Наслушавшись этих разговоров, я до 16 лет думала, что дети рождаются через пуп!

Идет середина пятидесятых годов. Мы живем на большой узловой станции, рядом Казахстан. Преступность большая, вечерами ходить опасно.

Вечером опять слышу всякие обрывки рассказов шепотом (чтобы ребенок не волновался).

– Убили женщину. Долго издевались.

– Нашли мертвого. Напоили водой и прыгали на животе, пока он не лопнул.

Мне страшно. За окном потемки. Мама ходит по вызовам и не успевает засветло. Бабушка нервничает. Мне ничего не говорит, но я чувствую ее страх.

Позднее мама расскажет, что среди ее больных были поднадзорные и один из них, здоровенный детина, требовал у мамы больничный, а она не дала. Он показал ей нож и сказал, что доберется до нее. Она долго боялась, а потом забыла.
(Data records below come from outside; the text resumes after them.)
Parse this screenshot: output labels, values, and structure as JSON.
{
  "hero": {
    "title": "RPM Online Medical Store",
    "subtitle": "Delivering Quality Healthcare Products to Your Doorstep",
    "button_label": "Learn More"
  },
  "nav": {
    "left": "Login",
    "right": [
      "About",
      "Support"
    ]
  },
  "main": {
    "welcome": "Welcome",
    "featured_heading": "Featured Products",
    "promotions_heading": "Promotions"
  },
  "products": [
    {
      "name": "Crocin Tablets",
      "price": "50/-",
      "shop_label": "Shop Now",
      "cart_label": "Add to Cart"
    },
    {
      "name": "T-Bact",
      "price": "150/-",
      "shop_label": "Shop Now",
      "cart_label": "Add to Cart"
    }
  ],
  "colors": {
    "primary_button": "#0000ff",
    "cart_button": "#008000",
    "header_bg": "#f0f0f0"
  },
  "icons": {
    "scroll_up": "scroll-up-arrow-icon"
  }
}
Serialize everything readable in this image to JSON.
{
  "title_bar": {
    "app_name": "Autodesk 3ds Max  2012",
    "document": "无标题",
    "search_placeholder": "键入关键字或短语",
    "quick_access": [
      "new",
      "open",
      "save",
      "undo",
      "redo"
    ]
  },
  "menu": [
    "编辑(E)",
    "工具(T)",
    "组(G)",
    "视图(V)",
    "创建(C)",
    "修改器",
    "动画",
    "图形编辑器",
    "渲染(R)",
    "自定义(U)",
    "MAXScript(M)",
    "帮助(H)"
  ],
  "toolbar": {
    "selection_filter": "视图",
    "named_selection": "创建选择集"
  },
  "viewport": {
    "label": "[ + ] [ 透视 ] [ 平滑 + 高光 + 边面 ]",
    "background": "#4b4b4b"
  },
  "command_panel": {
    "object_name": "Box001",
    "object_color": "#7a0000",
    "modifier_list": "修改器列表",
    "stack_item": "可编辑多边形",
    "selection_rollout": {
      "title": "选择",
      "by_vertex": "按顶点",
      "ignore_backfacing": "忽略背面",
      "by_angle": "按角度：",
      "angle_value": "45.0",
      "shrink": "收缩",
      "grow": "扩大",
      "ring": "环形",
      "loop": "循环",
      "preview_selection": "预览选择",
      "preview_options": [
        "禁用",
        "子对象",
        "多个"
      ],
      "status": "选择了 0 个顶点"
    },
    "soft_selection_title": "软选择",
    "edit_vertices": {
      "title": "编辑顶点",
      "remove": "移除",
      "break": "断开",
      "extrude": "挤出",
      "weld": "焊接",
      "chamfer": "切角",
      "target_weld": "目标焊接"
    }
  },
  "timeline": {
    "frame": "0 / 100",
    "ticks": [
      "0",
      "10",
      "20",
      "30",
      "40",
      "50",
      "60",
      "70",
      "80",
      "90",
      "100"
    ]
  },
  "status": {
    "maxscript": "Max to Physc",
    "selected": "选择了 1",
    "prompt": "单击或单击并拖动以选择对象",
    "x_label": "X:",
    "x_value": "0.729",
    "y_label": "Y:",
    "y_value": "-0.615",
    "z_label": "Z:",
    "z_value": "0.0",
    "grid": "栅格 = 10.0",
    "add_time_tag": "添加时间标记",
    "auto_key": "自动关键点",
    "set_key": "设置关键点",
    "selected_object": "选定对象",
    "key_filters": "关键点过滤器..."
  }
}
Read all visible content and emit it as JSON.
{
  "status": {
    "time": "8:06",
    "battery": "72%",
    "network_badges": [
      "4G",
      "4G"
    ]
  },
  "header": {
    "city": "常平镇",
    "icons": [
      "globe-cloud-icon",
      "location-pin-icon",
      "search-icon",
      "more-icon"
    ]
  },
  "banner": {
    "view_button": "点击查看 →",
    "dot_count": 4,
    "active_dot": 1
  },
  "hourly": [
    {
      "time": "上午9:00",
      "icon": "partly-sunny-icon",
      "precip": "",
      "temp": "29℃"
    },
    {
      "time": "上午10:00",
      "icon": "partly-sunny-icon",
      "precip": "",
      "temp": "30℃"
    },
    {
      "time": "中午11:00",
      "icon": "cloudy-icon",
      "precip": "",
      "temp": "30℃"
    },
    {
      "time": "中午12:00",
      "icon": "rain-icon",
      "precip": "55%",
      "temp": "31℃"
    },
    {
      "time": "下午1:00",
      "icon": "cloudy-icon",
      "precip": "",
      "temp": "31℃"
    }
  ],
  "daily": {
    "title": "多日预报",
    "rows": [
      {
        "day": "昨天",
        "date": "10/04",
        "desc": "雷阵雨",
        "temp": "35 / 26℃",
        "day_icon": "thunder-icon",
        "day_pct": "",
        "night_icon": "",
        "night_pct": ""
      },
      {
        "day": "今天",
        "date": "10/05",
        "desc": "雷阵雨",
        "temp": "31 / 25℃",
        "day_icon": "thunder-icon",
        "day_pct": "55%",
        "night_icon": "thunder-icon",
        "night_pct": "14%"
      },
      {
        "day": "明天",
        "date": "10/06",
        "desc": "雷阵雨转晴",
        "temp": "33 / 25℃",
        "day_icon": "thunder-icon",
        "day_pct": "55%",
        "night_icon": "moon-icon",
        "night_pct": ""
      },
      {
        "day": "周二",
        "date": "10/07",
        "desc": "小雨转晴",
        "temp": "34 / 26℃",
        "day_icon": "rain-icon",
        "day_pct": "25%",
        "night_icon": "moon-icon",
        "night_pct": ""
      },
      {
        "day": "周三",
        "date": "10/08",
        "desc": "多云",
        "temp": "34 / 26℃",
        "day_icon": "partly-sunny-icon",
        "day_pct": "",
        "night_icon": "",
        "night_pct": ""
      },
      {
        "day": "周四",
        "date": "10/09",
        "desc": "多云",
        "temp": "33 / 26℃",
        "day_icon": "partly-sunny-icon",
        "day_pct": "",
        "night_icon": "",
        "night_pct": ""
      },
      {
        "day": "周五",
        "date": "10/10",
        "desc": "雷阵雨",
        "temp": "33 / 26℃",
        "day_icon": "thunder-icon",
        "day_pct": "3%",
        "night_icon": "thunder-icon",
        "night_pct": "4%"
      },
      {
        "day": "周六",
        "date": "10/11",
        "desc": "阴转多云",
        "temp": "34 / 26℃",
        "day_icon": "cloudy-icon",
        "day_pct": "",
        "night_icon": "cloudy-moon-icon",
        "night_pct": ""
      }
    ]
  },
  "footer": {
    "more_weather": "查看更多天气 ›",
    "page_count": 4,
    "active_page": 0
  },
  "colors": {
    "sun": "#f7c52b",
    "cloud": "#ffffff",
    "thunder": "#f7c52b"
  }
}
Когда я болею, мама приглашает ко мне своего знакомого врача-педиатра Илью Соломоновича.

– Он молодой, но я ему доверяю – объясняет мама бабушке.

У меня часто болит горло и повышается температура. От боли в горле меня пытаются отпоить теплым молоком, которое я обычно с удовольствием пью. Но только не во время болезни! Как только у меня повышается температура, я испытываю сильное, до рвоты, отвращение к молоку.

И настойчивые уговоры мамы и бабушки не помогают. Я начинаю пить молоко только после выздоровления.

В конце зимы или в начале весны я заболеваю очень тяжелой ангиной. В это время в Карталах была эпидемия дифтерита. Илья Соломонович считает, что это ангина, но не уверен. Мама пригласила другого врача – немолодую женщину, думаю, инфекциониста. Та долго смотрела мое горло, щупала железы, еще смотрела горло. И сказала в конце концов: "Нет, не похоже, что это дифтерит, подождите с сывороткой". Но у мамы сдали нервы и она для подстраховки вкатила мне противодифтеритную сыворотку, на которую я дала очень сильную реакцию. У меня поднялась температура свыше 40 градусов, начался бред. Помню разноцветные все удаляющиеся круги перед глазами. Нужно дотянуться куда-то туда, в глубину, за ними, а я не успеваю и мне очень плохо.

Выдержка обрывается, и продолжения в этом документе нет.